In response to Page 5 of Ars Reviews Adobe Photoshop CS5 Extended, “aidenn” writes:
> No impasto effects and Z-plane/wetness info. In this sense, the awesome little program Artrage even
> has CS5 beat. In a program like Painter or Artrage, wetness and surface paint load are saved in the
> canvas.Oh, but they are so there. In fact, this feature has been advertised prominently in the promotional vid released awhile ago.
It’s called Mixer Brush Tool. Hold LMB (left mouse button) over the brush button and voila. Manipulate you impasto needs without limits, wet, slightly wet, dry, how much paint there is on the tip, do you want it to refill after a stroke and so on. You can also set it up to act as a knife if you like.
This was one of my most awaited features in the new Photoshop, the other one being 3D brushes.

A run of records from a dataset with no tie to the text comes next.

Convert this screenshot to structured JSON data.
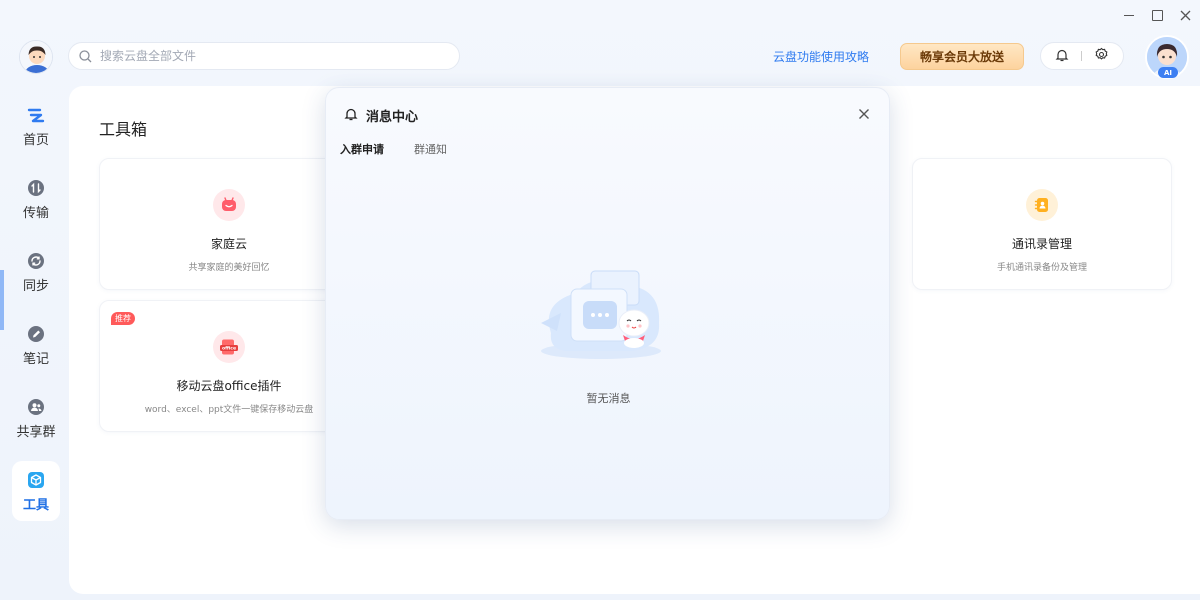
{
  "search": {
    "placeholder": "搜索云盘全部文件"
  },
  "header": {
    "guide_link": "云盘功能使用攻略",
    "vip_button": "畅享会员大放送",
    "ai_badge": "AI"
  },
  "nav": {
    "items": [
      {
        "label": "首页",
        "icon": "cloud-home-icon"
      },
      {
        "label": "传输",
        "icon": "transfer-icon"
      },
      {
        "label": "同步",
        "icon": "sync-icon"
      },
      {
        "label": "笔记",
        "icon": "note-icon"
      },
      {
        "label": "共享群",
        "icon": "share-group-icon"
      },
      {
        "label": "工具",
        "icon": "toolbox-icon",
        "active": true
      }
    ]
  },
  "main": {
    "title": "工具箱",
    "cards": [
      {
        "title": "家庭云",
        "desc": "共享家庭的美好回忆",
        "icon": "family-cloud-icon"
      },
      {
        "title": "通讯录管理",
        "desc": "手机通讯录备份及管理",
        "icon": "contacts-icon"
      },
      {
        "title": "移动云盘office插件",
        "desc": "word、excel、ppt文件一键保存移动云盘",
        "icon": "office-plugin-icon",
        "tag": "推荐"
      }
    ]
  },
  "panel": {
    "title": "消息中心",
    "tabs": [
      {
        "label": "入群申请",
        "active": true
      },
      {
        "label": "群通知",
        "active": false
      }
    ],
    "empty_text": "暂无消息"
  },
  "colors": {
    "accent": "#1f6fe5",
    "vip_bg": "#fdd39e",
    "tag_red": "#ff5a5a"
  }
}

> Photoshop CS5 isn’t going to replace Painter XI for deep, natural-media painting and illustration. Adobe
> would be the first to tell you that—it has a long way to go before it will threaten to displace the king of
> digital painting.This is also false. Only a minuscule number of digital painters actually use Painter, most use Photoshop. Why? Because the last three releases of Painter are an abomination unto digital painting world. They’re slow, unresponsive and crash every 15 minutes, even XI has some serious unpatched bugs that roam free since day one of the release and Corel simply doesn’t care. Also, the only thing they do better than Photoshop is water based painting (and impasto and brush simulation, but now Photoshop does that too). Not to mention that the interface is extremely clunky and basically unchanged for ten years and anything other than emulating natural media flat out sucks.
If you know how, you can emulate natural media in Photoshop too, it takes longer to set up, because there are no presets, but once you build your perfect set of brushes, there is simply no reason to use Painter other than a touch of water here or there. Photoshop is faster, better, more intuitive and everyone in the digital painting world (I’m talking mostly about concept art makers and illustrators, because graphic designers rarely need natural media) uses Photoshop. That’s the real king of pro digital painting and it’s been that way for a couple of years now, even without impasto or 3D brushes.